Bias mitigations for the DALL-E 2 image generation AI

OpenAI has a post explaining the three main techniques it used to “prevent generated images from violating our content policy.”

First, they filtered out violent and sexual images from the training dataset:

[W]e prioritized filtering out all of the bad data over leaving in all of the good data. This is because we can always fine-tune our model with more data later to teach it new things, but it’s much harder to make the model forget something that it has already learned.

Second, they found that the filtering can actually amplify bias because the smaller remaining datasets may be less diverse:

We hypothesize that this particular case of bias amplification comes from two places: first, even if women and men have roughly equal representation in the original dataset, the dataset may be biased toward presenting women in more sexualized contexts; and second, our classifiers themselves may be biased either due to implementation or class definition, despite our efforts to ensure that this was not the case during the data collection and validation phases. Due to both of these effects, our filter may remove more images of women than men, which changes the gender ratio that the model observes in training.

They fix this by re-weighting the training dataset so that the categories of filtered data are as balanced as the categories of unfiltered data.

Third, they needed to prevent image regurgitation to avoid IP and privacy issues. They found that most regurgitated images (a) were simple vector graphics; and (b) had many near-duplicates in the training set. As a result, these images were easier for the model to memorize. So they de-duplicated images with a clustering algorithm.
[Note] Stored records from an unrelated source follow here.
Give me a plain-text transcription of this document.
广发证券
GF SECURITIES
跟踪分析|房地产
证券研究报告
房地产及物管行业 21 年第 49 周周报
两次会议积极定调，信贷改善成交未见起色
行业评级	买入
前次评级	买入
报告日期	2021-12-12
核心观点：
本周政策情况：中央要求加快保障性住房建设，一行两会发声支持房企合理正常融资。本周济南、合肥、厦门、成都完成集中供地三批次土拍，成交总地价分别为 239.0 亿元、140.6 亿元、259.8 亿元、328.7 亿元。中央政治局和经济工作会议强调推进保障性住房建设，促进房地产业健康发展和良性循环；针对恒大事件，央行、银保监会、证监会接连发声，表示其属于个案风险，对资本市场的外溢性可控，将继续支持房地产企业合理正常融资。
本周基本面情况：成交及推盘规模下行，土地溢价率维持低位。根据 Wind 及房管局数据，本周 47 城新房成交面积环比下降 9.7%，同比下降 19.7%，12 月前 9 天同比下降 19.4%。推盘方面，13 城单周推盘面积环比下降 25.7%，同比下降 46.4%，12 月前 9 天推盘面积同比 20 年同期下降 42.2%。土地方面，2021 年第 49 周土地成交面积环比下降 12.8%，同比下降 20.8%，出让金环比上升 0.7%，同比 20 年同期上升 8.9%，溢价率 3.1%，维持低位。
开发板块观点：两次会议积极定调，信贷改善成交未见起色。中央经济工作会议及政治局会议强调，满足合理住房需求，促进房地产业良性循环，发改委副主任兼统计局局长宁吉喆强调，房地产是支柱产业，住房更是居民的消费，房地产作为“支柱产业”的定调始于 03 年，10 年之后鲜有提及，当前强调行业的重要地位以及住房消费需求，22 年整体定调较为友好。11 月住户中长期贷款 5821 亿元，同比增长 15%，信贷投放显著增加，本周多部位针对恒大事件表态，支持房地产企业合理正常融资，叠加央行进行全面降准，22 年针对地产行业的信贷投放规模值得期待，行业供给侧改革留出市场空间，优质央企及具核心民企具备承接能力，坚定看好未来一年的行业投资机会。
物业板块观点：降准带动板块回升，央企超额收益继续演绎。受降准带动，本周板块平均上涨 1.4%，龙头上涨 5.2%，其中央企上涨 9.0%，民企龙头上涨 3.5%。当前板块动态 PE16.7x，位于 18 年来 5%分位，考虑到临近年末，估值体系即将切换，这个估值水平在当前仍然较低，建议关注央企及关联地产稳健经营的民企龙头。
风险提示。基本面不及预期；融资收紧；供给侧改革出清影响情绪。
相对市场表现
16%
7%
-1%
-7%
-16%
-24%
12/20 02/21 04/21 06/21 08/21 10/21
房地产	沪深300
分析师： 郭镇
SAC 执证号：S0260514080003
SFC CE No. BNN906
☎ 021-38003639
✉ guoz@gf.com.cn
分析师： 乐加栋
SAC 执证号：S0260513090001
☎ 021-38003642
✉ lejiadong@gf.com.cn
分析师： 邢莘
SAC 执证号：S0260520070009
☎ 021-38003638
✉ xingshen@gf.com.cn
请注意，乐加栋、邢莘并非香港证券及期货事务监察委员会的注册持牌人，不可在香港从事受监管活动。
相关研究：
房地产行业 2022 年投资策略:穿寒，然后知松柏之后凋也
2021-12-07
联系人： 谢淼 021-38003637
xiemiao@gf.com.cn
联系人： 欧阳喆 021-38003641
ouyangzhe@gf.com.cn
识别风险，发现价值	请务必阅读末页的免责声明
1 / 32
To test the effect of deduplication on our models, we trained two models with identical hyperparameters: one on the full dataset, and one on the deduplicated version of the dataset. . . . Surprisingly, we found that human evaluators slightly preferred the model trained on deduplicated data, suggesting that the large amount of redundant images in the dataset was actually hurting performance.

Given the obviously impressive results, this is an instructive set of techniques for AI model bias mitigation.